Meine Mitbewohnerin lernt gerade Deutsch und manchmal gerate ich bei dem Versuch, eine nachvollziehbare Herleitung zu finden, ins Stocken. Wieso nennt man zum Beispiel die wunderbare Herbststimmung mit aufsteigenden Nebelschwaden, glitzernden Spinnweben im Morgentau und bunter Herbstfärbung „Altweibersommer“? Auch abseits von Übersetzungsschwierigkeiten hoffentlich überkommener Zuschreibungen, finden sich unter anderem im Tierreich erstaunliche Namensgebungen, wie Thermometerhuhn, Nacktnasenwombat oder Trottellumme – Wortkreationen, mit denen man beim Scrabble nicht nur zur allgemeinen Belustigung, sondern auch zu einer Höchstpunktzahl beitragen kann. 

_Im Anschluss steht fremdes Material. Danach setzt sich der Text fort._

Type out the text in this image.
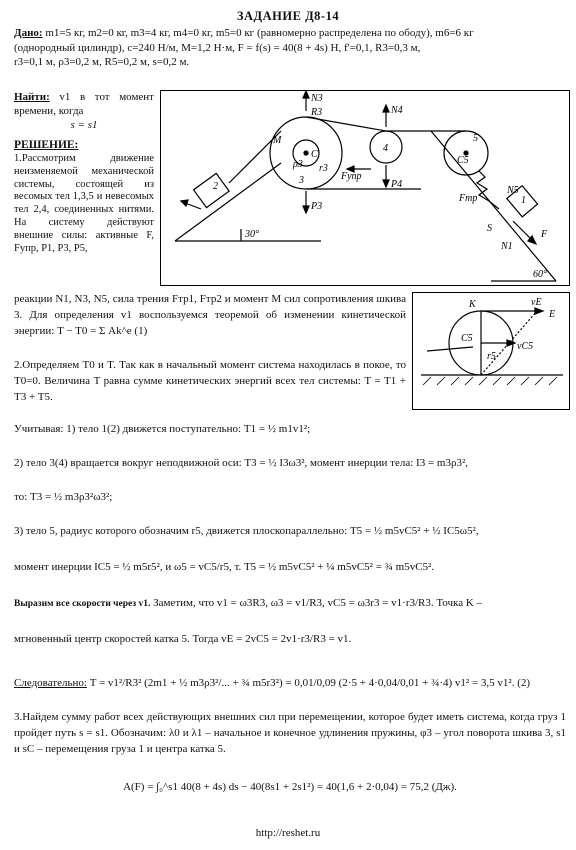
ЗАДАНИЕ Д8-14
Дано: m1=5 кг, m2=0 кг, m3=4 кг, m4=0 кг, m5=0 кг (равномерно распределена по ободу), m6=6 кг
(однородный цилиндр), c=240 Н/м, M=1,2 Н·м, F = f(s) = 40(8 + 4s) Н, f'=0,1, R3=0,3 м,
r3=0,1 м, ρ3=0,2 м, R5=0,2 м, s=0,2 м.
Найти: v1 в тот момент времени, когда
s = s1
РЕШЕНИЕ:
1.Рассмотрим движение неизменяемой механической системы, состоящей из весомых тел 1,3,5 и невесомых тел 2,4, соединенных нитями. На систему действуют внешние силы: активные F, Fупр, P1, P3, P5,
M
R3
ρ3 r3
C
3
N3
P3
4
N4
Fупр
P4
5
N5
C5
Fтр
S
N1
F
1
30°
60°
2
K	vE
C5
vC5
r5
E
реакции N1, N3, N5, сила трения Fтр1, Fтр2 и момент M сил сопротивления шкива 3. Для определения v1 воспользуемся теоремой об изменении кинетической энергии: T − T0 = Σ Ak^e (1)
2.Определяем T0 и T. Так как в начальный момент система находилась в покое, то T0=0. Величина T равна сумме кинетических энергий всех тел системы: T = T1 + T3 + T5.
Учитывая: 1) тело 1(2) движется поступательно: T1 = ½ m1v1²;
2) тело 3(4) вращается вокруг неподвижной оси: T3 = ½ I3ω3², момент инерции тела: I3 = m3ρ3²,
то: T3 = ½ m3ρ3²ω3²;
3) тело 5, радиус которого обозначим r5, движется плоскопараллельно: T5 = ½ m5vC5² + ½ IC5ω5²,
момент инерции IC5 = ½ m5r5², и ω5 = vC5/r5, т. T5 = ½ m5vC5² + ¼ m5vC5² = ¾ m5vC5².
Выразим все скорости через v1. Заметим, что v1 = ω3R3, ω3 = v1/R3, vC5 = ω3r3 = v1·r3/R3. Точка K –
мгновенный центр скоростей катка 5. Тогда vE = 2vC5 = 2v1·r3/R3 = v1.
Следовательно: T = v1²/R3² (2m1 + ½ m3ρ3²/... + ¾ m5r3²) = 0,01/0,09 (2·5 + 4·0,04/0,01 + ¾·4) v1² = 3,5 v1². (2)
3.Найдем сумму работ всех действующих внешних сил при перемещении, которое будет иметь система, когда груз 1 пройдет путь s = s1. Обозначим: λ0 и λ1 – начальное и конечное удлинения пружины, φ3 – угол поворота шкива 3, s1 и sC – перемещения груза 1 и центра катка 5.
A(F) = ∫₀^s1 40(8 + 4s) ds − 40(8s1 + 2s1²) = 40(1,6 + 2·0,04) = 75,2 (Дж).
http://reshet.ru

Ich bin neulich über den Begriff Blindschleiche gestolpert und musste nach kurzer Recherche erstaunt feststellen, dass es sich dabei um eine in Mitteleuropa ansässige Reptilienart handelt, die – Achtung! –  zu der Gattung der Echsen aka Schleichen gehört. Für Hobbyzoologen, die des Lateinischen mächtig sind, mag bereits die spezifische Bezeichnung Anguis fragilis andeuten, dass es sich um etwas schlangenförmig zerbrechliches handelt. Auch der beinlose und langgestreckte Körperbau dieser wechselwarmen Geschöpfe legt etwas Schlangenartiges nahe.Und dennoch, die harmlose Blindschleiche ist keine Schlange und blind ist sie auch nicht. Will man eine sprachgeschichtliche Einordnung hinzuziehen, so ließe sich das Althochdeutsche „plint“ mit blendend oder blinkend übersetzen und spielt somit auf die schleimig glänzende Oberfläche der Schlange, äh, Echse an. 

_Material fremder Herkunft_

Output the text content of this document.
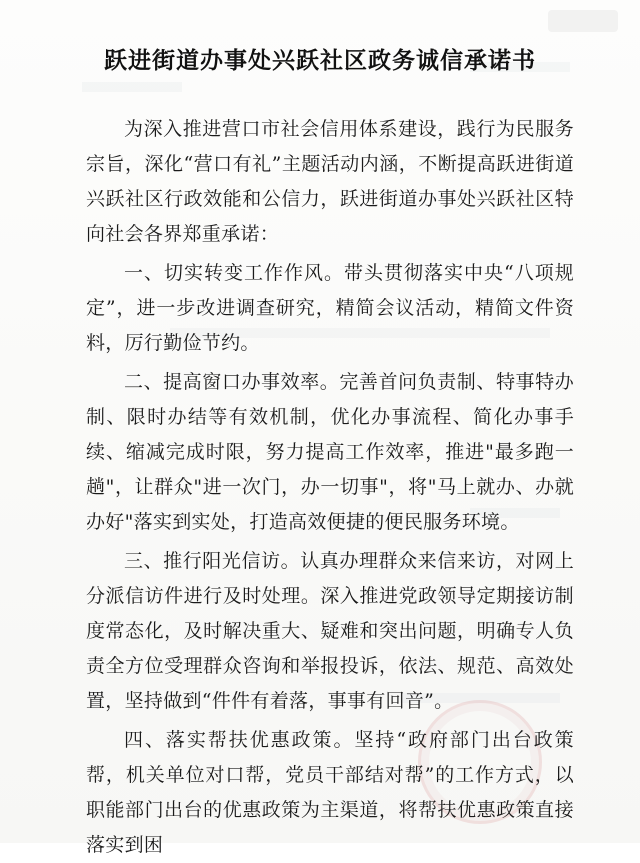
跃进街道办事处兴跃社区政务诚信承诺书

为深入推进营口市社会信用体系建设，践行为民服务宗旨，深化“营口有礼”主题活动内涵，不断提高跃进街道兴跃社区行政效能和公信力，跃进街道办事处兴跃社区特向社会各界郑重承诺：

一、切实转变工作作风。带头贯彻落实中央“八项规定”，进一步改进调查研究，精简会议活动，精简文件资料，厉行勤俭节约。

二、提高窗口办事效率。完善首问负责制、特事特办制、限时办结等有效机制，优化办事流程、简化办事手续、缩减完成时限，努力提高工作效率，推进"最多跑一趟"，让群众"进一次门，办一切事"，将"马上就办、办就办好"落实到实处，打造高效便捷的便民服务环境。

三、推行阳光信访。认真办理群众来信来访，对网上分派信访件进行及时处理。深入推进党政领导定期接访制度常态化，及时解决重大、疑难和突出问题，明确专人负责全方位受理群众咨询和举报投诉，依法、规范、高效处置，坚持做到“件件有着落，事事有回音”。

四、落实帮扶优惠政策。坚持“政府部门出台政策帮，机关单位对口帮，党员干部结对帮”的工作方式，以职能部门出台的优惠政策为主渠道，将帮扶优惠政策直接落实到困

Aha, aber so genau wollte ich es eigentlich gar nicht wissen. Nun habe ich mir mit dieser erschöpfenden wie besserwisserischen Analyse die eigentliche Überleitung versaut. Hatte diese vermeintlich unstimmige Bezeichnung mich doch ursprünglich zu der Überlegung angestachelt, wie man denn schleicht, wenn man blind ist oder ob mit fragiler Blindheit automatisch ein leises Auftreten und bedächtiges Lauschen auf die Umgebung gemeint ist? Es wäre darüber hinaus interessant zu klären, ob ein auflauerndes, sich anschleichendes Jagdverhalten bei potentiellen Fressfeinden auch ohne gutes Sehvermögen auskommt?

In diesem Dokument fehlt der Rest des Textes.